Oprah Winfrey Speaks out After Dad Vernon's Death

Oprah Winfrey was reeling on Saturday after news spread about the death of her father, Vernon Winfrey. The elder Winfrey was 88 when he passed away, reportedly losing his battle with cancer and leaving behind his own legacy in Nashville as a barber. Winfrey shared some words on social media after the death was announced.

"Less than a week ago we honored my father in his own backyard. My friend and gospel singer Wintley Phipps saluted him with song. He FELT the love and reveled in it until he could no longer speak," Winfrey wrote. "Yesterday with family surrounding his bedside, I had the sacred honor of witnessing the man responsible for my life, take his last breath. We could feel Peace enter the room at his passing. That Peace still abides. All is well. Thank you for your prayers and good thoughts."

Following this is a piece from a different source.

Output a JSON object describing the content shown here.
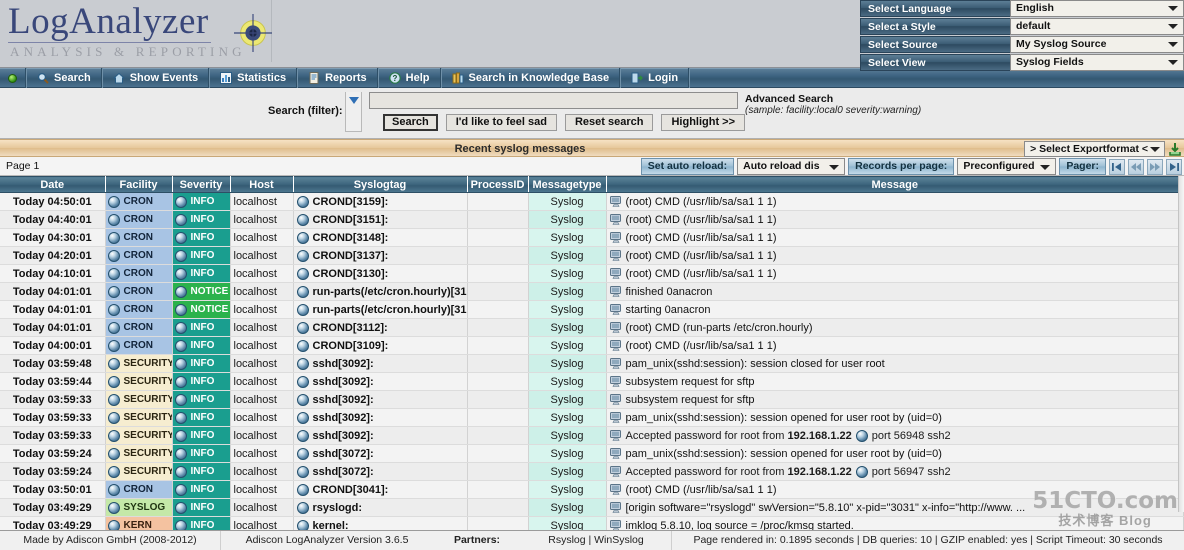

Winfrey is referencing how she had just celebrated him on July 4, calling it "Vernon Winfrey Appreciation Day" this year. The hope was to give him a chance to celebrate his life while he still could, battling cancer up till the end. He got his own barber chair to sit in at the gathering and Oprah Winfrey captioned a post saying she gave him his "flowers."

"My father is ill and so we wanted to be able to have all of his friends come and celebrate him while he's able to receive the joy," Winfrey says in the clip posted to Instagram. Gayle King appears, too, adding that Vernon had no clue they were celebrating him, thinking it was a "Fourth of July thing," according to the CBS morning host.

Oprah Winfrey has been by her father's side in Nashville for a bit at this point, moving in to take care while he fights cancer. The type of cancer hasn't been revealed, but Winfrey's actions are no surprise to those familiar with her relationship with her father.


"I had a father who took responsibility for me, even though he knew I could have been somebody else's child," Winfrey said in an OWN special focusing on black fatherhood. "My mother and father never married. They had sex one time. He gets a letter after I'm born saying, 'Send money. You have a daughter.' And the reason he did, he said, is because it could have been him. And the responsibility that he took for me, not just a responsibility but care and love and direction and support as a young teenage girl, is the thing that made the difference in me being who I am now or somebody you would have never, ever heard of," she said in the special. "So that's the story I know of Black fathers – the ones I grew up with and the man I know. The narrative of the absentee father, it's not accurate that that is the only picture. That's what I want to say."